Over the past several years, Berlin Packaging has added more than $200 million in profits to our customers as a direct result of working with us. Quantifying this income is part of our ISO certification.
An array of supporting capabilities makes this mission come to life, including:
- Deep product and sourcing expertise – billions of components produced under contract with manufacturers annually, overseen by a dedicated team of sourcing experts.
- Large network of manufacturers – over 1,700 qualified packaging manufacturers worldwide.
- In-house quality advocacy team – dedicated resources that work proactively and reactively/correctively.
- Significant warehouse presence – more than 6 million square feet of inventory space around the globe, with a commitment to add locations close to customers as warranted.
- Logistics know-how – over 300,000 annual shipments delivered.
- Wide array of value-added services – custom packaging design and brand strategy, profit-oriented consulting, and financing services, all offered at no additional charge in exchange for packaging business.
Berlin Packaging is the largest hybrid supplier in the packaging industry. We have excelled with this model, achieving a long-term growth rate five times that of the packaging industry. Year after year, Berlin Packaging has been able to win market share away from traditional distributors and less nimble manufacturers.

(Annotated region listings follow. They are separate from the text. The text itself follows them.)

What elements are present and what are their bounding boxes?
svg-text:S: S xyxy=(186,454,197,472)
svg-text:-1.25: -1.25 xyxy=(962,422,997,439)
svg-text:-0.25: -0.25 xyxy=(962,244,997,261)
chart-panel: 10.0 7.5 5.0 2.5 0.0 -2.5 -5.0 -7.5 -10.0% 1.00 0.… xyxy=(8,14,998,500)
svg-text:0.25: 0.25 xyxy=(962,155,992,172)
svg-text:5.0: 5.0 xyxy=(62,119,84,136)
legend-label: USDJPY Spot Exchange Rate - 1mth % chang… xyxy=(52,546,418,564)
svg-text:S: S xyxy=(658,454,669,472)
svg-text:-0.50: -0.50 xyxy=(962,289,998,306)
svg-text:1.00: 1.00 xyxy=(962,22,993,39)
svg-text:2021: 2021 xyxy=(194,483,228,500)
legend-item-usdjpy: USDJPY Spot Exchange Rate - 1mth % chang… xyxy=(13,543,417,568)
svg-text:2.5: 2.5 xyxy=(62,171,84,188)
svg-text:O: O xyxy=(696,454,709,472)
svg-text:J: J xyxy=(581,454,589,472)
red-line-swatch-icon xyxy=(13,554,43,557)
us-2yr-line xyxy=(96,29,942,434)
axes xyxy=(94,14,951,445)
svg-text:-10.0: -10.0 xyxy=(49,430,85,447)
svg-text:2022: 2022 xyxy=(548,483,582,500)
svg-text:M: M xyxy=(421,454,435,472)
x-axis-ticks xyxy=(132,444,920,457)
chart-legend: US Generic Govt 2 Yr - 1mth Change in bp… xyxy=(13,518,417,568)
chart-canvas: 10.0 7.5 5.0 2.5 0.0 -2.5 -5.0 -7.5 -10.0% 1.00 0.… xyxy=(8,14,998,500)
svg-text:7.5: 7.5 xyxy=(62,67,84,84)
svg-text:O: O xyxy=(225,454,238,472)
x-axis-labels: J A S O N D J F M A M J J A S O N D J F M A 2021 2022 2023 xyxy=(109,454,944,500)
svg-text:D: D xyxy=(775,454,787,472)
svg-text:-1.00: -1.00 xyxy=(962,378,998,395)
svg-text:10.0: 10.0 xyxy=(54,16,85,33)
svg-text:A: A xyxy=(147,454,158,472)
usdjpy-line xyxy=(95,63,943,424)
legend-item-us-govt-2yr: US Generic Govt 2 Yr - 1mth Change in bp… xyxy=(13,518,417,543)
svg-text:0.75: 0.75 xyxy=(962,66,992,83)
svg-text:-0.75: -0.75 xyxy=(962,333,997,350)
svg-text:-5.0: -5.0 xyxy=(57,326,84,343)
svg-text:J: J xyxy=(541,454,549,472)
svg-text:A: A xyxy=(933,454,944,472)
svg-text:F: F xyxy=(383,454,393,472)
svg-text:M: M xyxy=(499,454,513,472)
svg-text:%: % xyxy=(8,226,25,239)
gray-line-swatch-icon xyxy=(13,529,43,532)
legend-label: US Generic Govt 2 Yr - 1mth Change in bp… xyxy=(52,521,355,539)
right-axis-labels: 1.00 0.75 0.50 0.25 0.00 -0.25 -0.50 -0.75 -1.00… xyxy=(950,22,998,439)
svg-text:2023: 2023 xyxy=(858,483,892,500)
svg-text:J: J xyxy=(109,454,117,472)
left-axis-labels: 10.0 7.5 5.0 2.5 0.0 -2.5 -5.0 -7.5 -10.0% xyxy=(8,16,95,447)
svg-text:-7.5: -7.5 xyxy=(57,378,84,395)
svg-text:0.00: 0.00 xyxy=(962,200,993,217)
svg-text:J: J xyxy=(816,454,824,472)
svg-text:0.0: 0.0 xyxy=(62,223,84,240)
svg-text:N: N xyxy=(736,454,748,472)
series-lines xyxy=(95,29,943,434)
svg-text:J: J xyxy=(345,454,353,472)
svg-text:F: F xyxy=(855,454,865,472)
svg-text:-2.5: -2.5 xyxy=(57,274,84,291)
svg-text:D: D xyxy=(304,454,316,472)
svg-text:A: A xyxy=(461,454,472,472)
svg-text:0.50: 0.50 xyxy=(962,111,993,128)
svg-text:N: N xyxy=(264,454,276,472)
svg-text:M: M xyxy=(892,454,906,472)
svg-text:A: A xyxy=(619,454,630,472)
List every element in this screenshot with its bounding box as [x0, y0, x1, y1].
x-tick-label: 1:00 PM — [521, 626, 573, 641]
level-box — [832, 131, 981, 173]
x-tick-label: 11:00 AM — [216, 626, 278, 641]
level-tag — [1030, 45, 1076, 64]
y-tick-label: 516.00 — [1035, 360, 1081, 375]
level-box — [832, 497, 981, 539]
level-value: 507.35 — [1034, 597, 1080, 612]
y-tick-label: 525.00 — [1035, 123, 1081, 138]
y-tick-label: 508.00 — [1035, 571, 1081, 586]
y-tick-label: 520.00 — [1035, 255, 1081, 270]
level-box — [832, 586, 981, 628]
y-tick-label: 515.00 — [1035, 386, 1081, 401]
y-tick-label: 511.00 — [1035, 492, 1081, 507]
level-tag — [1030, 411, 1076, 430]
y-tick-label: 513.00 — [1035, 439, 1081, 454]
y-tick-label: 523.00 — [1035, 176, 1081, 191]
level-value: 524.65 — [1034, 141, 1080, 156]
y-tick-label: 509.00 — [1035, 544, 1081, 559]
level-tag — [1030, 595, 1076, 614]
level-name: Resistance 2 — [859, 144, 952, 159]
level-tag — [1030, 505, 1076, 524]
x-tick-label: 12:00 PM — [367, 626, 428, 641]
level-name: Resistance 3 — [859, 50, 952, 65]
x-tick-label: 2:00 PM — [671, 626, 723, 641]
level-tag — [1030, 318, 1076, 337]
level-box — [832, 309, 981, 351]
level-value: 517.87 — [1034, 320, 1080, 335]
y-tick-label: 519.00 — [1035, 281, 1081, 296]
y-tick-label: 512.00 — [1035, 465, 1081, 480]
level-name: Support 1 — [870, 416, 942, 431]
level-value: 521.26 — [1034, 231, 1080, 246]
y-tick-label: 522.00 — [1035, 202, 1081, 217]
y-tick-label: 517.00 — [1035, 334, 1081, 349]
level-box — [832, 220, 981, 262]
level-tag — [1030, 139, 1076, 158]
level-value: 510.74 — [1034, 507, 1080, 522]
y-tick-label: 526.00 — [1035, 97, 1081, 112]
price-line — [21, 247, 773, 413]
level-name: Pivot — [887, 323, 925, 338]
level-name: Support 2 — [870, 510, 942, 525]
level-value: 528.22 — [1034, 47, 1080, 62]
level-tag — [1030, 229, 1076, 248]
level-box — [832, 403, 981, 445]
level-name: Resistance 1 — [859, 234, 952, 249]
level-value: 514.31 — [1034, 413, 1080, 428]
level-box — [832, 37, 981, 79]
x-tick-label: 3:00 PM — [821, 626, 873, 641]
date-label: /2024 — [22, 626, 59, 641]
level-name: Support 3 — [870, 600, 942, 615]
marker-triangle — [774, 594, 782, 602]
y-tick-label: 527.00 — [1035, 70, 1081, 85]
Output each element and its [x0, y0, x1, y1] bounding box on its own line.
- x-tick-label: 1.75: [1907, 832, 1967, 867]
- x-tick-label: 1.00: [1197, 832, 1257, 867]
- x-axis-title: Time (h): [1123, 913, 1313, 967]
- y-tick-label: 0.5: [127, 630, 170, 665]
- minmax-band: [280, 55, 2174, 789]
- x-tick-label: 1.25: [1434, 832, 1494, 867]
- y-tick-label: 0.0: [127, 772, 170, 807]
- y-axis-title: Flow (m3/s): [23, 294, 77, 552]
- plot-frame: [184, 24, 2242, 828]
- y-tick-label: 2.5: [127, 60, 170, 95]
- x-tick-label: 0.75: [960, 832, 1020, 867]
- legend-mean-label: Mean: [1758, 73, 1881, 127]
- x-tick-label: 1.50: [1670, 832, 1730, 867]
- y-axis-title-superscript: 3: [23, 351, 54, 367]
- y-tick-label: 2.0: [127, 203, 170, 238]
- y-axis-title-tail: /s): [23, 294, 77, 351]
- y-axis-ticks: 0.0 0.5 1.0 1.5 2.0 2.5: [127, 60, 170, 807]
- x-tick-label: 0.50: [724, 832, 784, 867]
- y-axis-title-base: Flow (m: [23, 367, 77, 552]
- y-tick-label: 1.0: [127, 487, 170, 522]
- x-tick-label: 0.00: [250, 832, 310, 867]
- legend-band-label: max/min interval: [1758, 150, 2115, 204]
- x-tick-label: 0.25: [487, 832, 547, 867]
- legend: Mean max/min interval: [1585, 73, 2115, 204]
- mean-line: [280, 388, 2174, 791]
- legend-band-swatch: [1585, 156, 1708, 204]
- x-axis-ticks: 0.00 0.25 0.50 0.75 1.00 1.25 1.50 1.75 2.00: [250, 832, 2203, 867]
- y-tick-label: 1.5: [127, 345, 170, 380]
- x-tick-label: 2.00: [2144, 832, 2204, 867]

Optimizing Your Supply Chain
Whether you have a distributor in your supply chain today or not, there are four questions you can ask to assess the best way to configure your supply chain and the right players to put in each role.
- Who are all the players in your supply chain today?
Consider all the suppliers, partners, and agents — upstream and downstream. Think about sales, marketing, manufacturing, operations, finance, etc. This complete list will show you how much you are, or are not, relying on intermediaries and service providers, and it will be the starting point to understand if you’re working with the right players in the right roles.
- What is inhibiting your growth or cash flow?
This is a hard, broad question. Some of the barriers and opportunities may be obvious. But some may be hidden behind broader strategic issues. A clear strategic road map for your company will make this question easier to answer.
- Are there hybrid suppliers in your industry that can help?
Consider how the best hybrid suppliers behave, as described in this paper. Assess if a hybrid supplier could help you take better advantage of your strategic opportunities (to drive profit growth) or reduce the array of partners you work with across the organization (to simplify operations and reduce expenses).
- Which candidates have the right track record?
One simple way to find out is by asking current and potential partners how well they thrill their customers and constituents. The Net Promoter Score is a useful mechanism to do this, and good hybrid suppliers will be armed with Net Promoter Score data that show how well they engender loyalty to those they serve.
Of course, any changes to your supply chain should be made carefully. These four questions are a great way to begin the process.
Whether you are a buyer or a seller, a hybrid supplier can help you boost your bottom line by bringing together manufacturers’ best elements, providing top-notch distribution and logistics services, and delivering a suite of value-added services.
You must view your supply chain in the context of your strategic and practical goals — improving internal operations, using the right suppliers and external partners, and making useful acquisitions. In this process, you can select the best partners based on the merits of each player, the strength of the entire supply chain, and, ultimately, your bottom line.
The brands mentioned in this article are trademarks of their respective owners. Inclusion of these brands in this article is not meant to imply an association with or endorsement from the respective trademark owners.